Lutter contre la corruption pour préserver le lien social

Opinion, par Montse Rafel – "La corruption n'a pas de scrupule et pas de sentiment. Elle n'a ni culture, ni sexe, ni patrie, ni frontière. Elle affecte chacun de nous!"

La question de la corruption n'est pas nouvelle. Pourtant, en ces tempsde crise économique et d'usure démocratique, la corruption contribue à augmenter un peu plus encore la défiance des peuples vis-à-vis de leurs dirigeants. Selon l'ONG Transparency International la corruption est « une menace mondiale » qui continue de ravager tous les pays du globe. L'ONG publie chaque année un indice de perception de la corruption – basé sur des opinions d'experts appartenant à une douzaine d'institutions différentes – sur une échelle de 0 (corruption totale) à 100 (absence de corruption). La version 2013 de l'indice montre qu'aucun des 177 pays et territoires analysés n'est exempt de corruption et que les deux-tiers des pays obtiennent un score inférieur à 50. Pour ce qui est de la répartition de la corruption, l'indice montre que les pays perçus comme les plus fortement corrompus se situent en priorité en Afrique, en Asie et en Amérique Latine, même si les pays les plus avancés sur le plan économique sont très loins d'être des modèles d'exemplarité.

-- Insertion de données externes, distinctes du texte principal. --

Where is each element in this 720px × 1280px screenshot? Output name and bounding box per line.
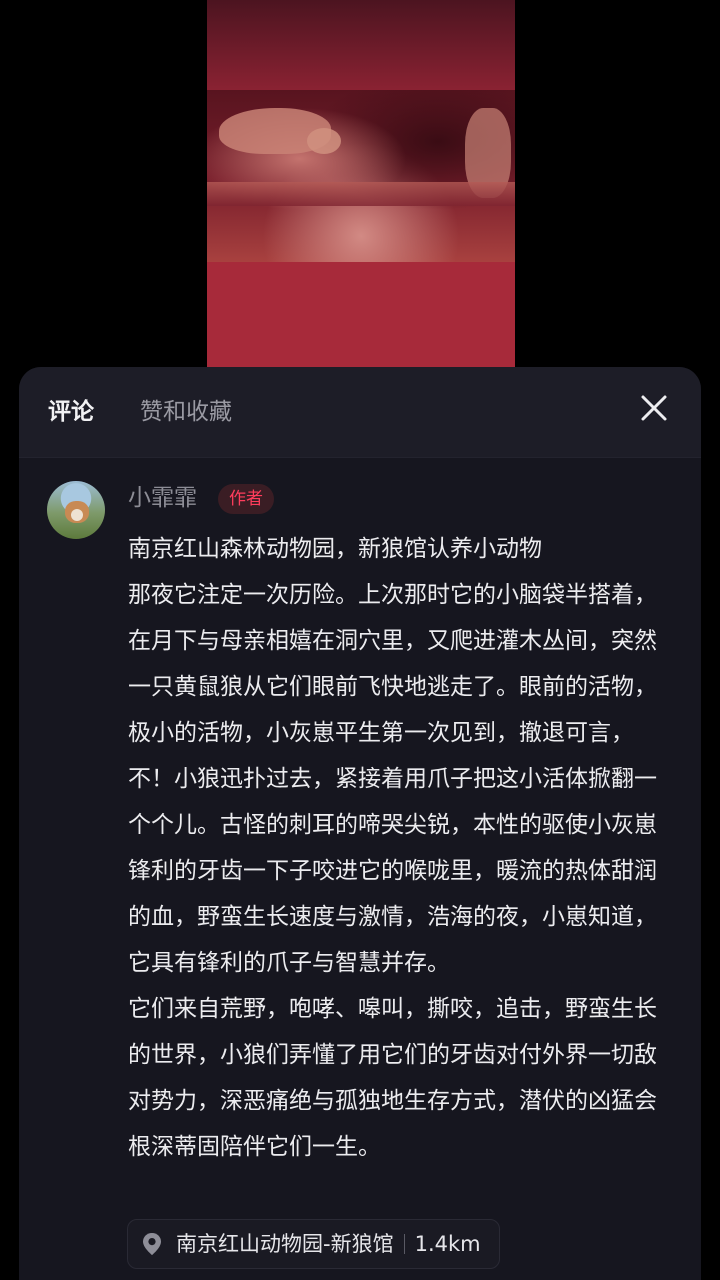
avatar[interactable]	[47, 481, 105, 539]
comment-text: 南京红山森林动物园，新狼馆认养小动物 那夜它注定一次历险。上次那时它的小脑袋半搭…	[128, 526, 668, 1170]
location-name: 南京红山动物园-新狼馆	[176, 1232, 394, 1256]
comment-paragraph-3: 它们来自荒野，咆哮、嗥叫，撕咬，追击，野蛮生长的世界，小狼们弄懂了用它们的牙齿对…	[128, 996, 657, 1160]
wolf-head	[307, 128, 341, 154]
tab-comments[interactable]: 评论	[48, 395, 94, 429]
username[interactable]: 小霏霏	[128, 481, 197, 515]
close-button[interactable]	[635, 389, 673, 427]
video-frame-bottom	[207, 262, 515, 368]
sheet-header: 评论 赞和收藏	[19, 367, 701, 458]
fallen-log	[207, 182, 515, 206]
comment-sheet: 评论 赞和收藏 小霏霏 作者 南京红山森林动物园，新狼馆认养小动物 那夜它注定一…	[19, 367, 701, 1280]
video-frame-top	[207, 0, 515, 90]
video-preview[interactable]	[207, 0, 515, 368]
close-icon	[641, 395, 667, 421]
comment-paragraph-2: 那夜它注定一次历险。上次那时它的小脑袋半搭着，在月下与母亲相嬉在洞穴里，又爬进灌…	[128, 582, 657, 976]
screen: 评论 赞和收藏 小霏霏 作者 南京红山森林动物园，新狼馆认养小动物 那夜它注定一…	[0, 0, 720, 1280]
location-pin-icon	[143, 1233, 161, 1255]
location-distance: 1.4km	[414, 1232, 481, 1256]
location-chip[interactable]: 南京红山动物园-新狼馆 1.4km	[127, 1219, 500, 1269]
avatar-dog-face	[71, 509, 83, 521]
comment-paragraph-1: 南京红山森林动物园，新狼馆认养小动物	[128, 536, 542, 562]
author-badge: 作者	[218, 484, 274, 514]
chip-divider	[403, 1234, 405, 1254]
tab-likes-and-favorites[interactable]: 赞和收藏	[140, 395, 232, 429]
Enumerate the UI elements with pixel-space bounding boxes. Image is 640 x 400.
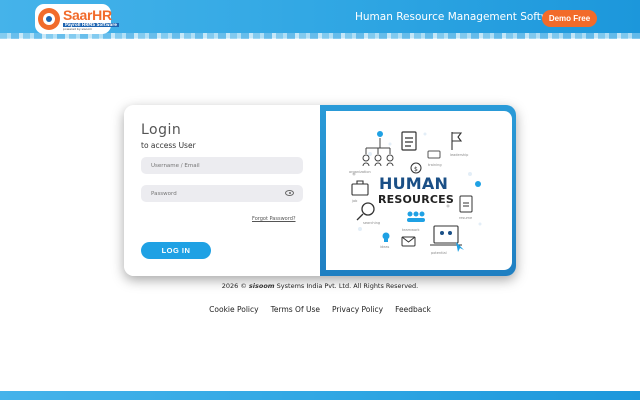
label-training: training <box>428 163 442 167</box>
cookie-policy-link[interactable]: Cookie Policy <box>209 305 258 314</box>
feedback-link[interactable]: Feedback <box>395 305 431 314</box>
logo-name: SaarHR <box>63 6 112 23</box>
ideas-bulb-icon <box>382 232 390 242</box>
demo-free-button[interactable]: Demo Free <box>542 10 597 27</box>
document-icon <box>401 131 417 151</box>
hr-headline: HUMAN <box>379 174 449 193</box>
label-leadership: leadership <box>450 153 469 157</box>
login-title: Login <box>141 122 182 138</box>
top-header: SaarHR Payroll HRMS Software powered by … <box>0 0 640 39</box>
privacy-policy-link[interactable]: Privacy Policy <box>332 305 383 314</box>
hr-subheadline: RESOURCES <box>378 193 454 206</box>
searching-magnifier-icon <box>356 202 375 221</box>
label-ideas: ideas <box>380 245 390 249</box>
teamwork-icon <box>407 211 425 222</box>
sisoom-brand: sisoom <box>248 282 275 290</box>
leadership-flag-icon <box>451 132 463 150</box>
gear-icon <box>475 181 481 187</box>
logo-tagline: Payroll HRMS Software <box>63 21 119 27</box>
potential-laptop-icon <box>430 225 464 252</box>
copyright-prefix: 2026 © <box>221 282 247 290</box>
logo-powered: powered by sisoom <box>63 26 93 31</box>
job-briefcase-icon <box>351 180 369 196</box>
label-potential: potential <box>431 251 447 255</box>
training-screen-icon <box>427 150 441 159</box>
label-teamwork: teamwork <box>402 228 420 232</box>
login-button[interactable]: LOG IN <box>141 242 211 259</box>
login-subtitle: to access User <box>141 141 196 150</box>
footer-links: Cookie Policy Terms Of Use Privacy Polic… <box>0 305 640 314</box>
bottom-bar <box>0 391 640 400</box>
label-organization: organization <box>349 170 371 174</box>
logo-text: SaarHR Payroll HRMS Software powered by … <box>63 8 119 31</box>
label-job: job <box>352 199 358 203</box>
terms-of-use-link[interactable]: Terms Of Use <box>271 305 320 314</box>
login-page: SaarHR Payroll HRMS Software powered by … <box>0 0 640 400</box>
show-password-eye-icon[interactable] <box>285 190 294 196</box>
password-input[interactable] <box>141 185 303 202</box>
label-searching: searching <box>363 221 381 225</box>
copyright-suffix: Systems India Pvt. Ltd. All Rights Reser… <box>276 282 419 290</box>
resume-icon <box>459 195 473 213</box>
saarhr-logo[interactable]: SaarHR Payroll HRMS Software powered by … <box>35 4 119 34</box>
envelope-icon <box>401 236 416 247</box>
header-title: Human Resource Management Software <box>355 11 567 23</box>
username-input[interactable] <box>141 157 303 174</box>
copyright-text: 2026 © sisoom Systems India Pvt. Ltd. Al… <box>0 282 640 290</box>
logo-rocket-icon <box>38 8 60 30</box>
organization-people-icon <box>362 131 394 167</box>
label-resume: resume <box>459 216 473 220</box>
forgot-password-link[interactable]: Forgot Password? <box>252 216 296 222</box>
dollar-sign: $ <box>414 166 418 173</box>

Ce que l'indice ne montre pas en revanche, c'est que pour qu'il y ait des corrompus, il faut aussi qu'il y ait des corrupteurs. À ce propos, le prix Nobel d'économie Joseph Stiglitz rappelait que ce sont bien l'Europe et les États-Unis qui sont les plus gros exportateurs de corruption, via les multinationales. Les pots-de-vin versés aux agents publics étrangers en échange de contrats sont des pratiques banales et courantes – à tel point que plus de 80 % des cadres de ces multinationales ignorent totalement que ces mêmes pratiques tombent sous le coup de la loi, selon une enquête menée en 2008.

La corruption est un échange clandestin occulte qui transgresse les normes publiques et éthiques (et juridiques, bien sûr) pour satisfaire des intérêts privés ou corporatistes au détriment de l'intérêt général. Le grand danger lié à cette montée de la corruption, ou du sentiment de corruption,c'est qu'elle participe à briser le lien social, à disqualifier le personnel politique – « tous les mêmes, tous pourris » – et donc à favoriser les populisme en tous genres.

« La Politique »… Dans la bouche de certains, cela sonne comme un gros mot. Pourtant, faut-il le rappeler, la politique c'est ce que les hommes ont inventé de mieux pour éviter de se taper dessus. La politique, c'est l'art du compromis et du possible et la grande majorité des hommes et des femmes politiques sont des personnes honnêtes et honorables, avant tout vouées au bien public. Il reste malgré tout que pour tous ceux qui ont parfois du mal à faire face au quotidien, tous les scandales de corruption qui émaillent les bulletins d'infos sont proprement insupportables.

Dans toute action politique sincère et engagée, quelle que soit son bord, la lutte contre la corruption devrait être une priorité absolue. Il est temps d'en finir avec les artifices légaux qui assurent l'impunité aux corrompus. Il est temps de faire preuve d'une véritable volonté politique pour abolir les pratiques douteuses au plan national et hors frontières.

Il nous appartient aussi, et pourquoi pas, d'innover afin de promouvoir de nouvelles normes de transparence et d'éthique, via l'apprentissage de la citoyenneté : l'éducation civique devrait par exemple être réintroduite dans la scolarité, la corruption expliquée, avec ses conséquences sur la société tout entière. Autre exemple, pourquoi ne pas suivre celui des pays qui reversent l'argent confisqué aux trafiquants dans des actions de prévention des dépendances, d'aide à l'insertion sociale et professionnelle des toxicomanes ou de coopération internationale en la matière ? Une partie des sommes recouvrées dans la lutte contre la corruption pourrait ainsi être attribuée aux organisations sans but lucratif, ou encore à la santé ou à la recherche…

Dans son étymologie, le mot corruption évoque l'altération, le pourrissement. C'est exactement cela : parce qu'elle mine la confiance, la corruption participe du pourrissement du lien social à tous les niveaux. À l'heure où nombre d'organisations du tiers secteur et autres associations sans but lucratif voient leur existence menacée par les réductions budgétaires, nous en appelons aux dirigeants afin qu'ils aident à maintenir un tissu associatif vivant et dynamique. Si la corruption ne fait que pourrir le lien social, les associations et le tiers secteur en général, elles, contribuent à le renforcer, à le vivifier par une action d'autant plus nécessaire que les temps sont incertains. 

Ce lien social participe de la cohésion de nos sociétés. Il est urgent de le préserver.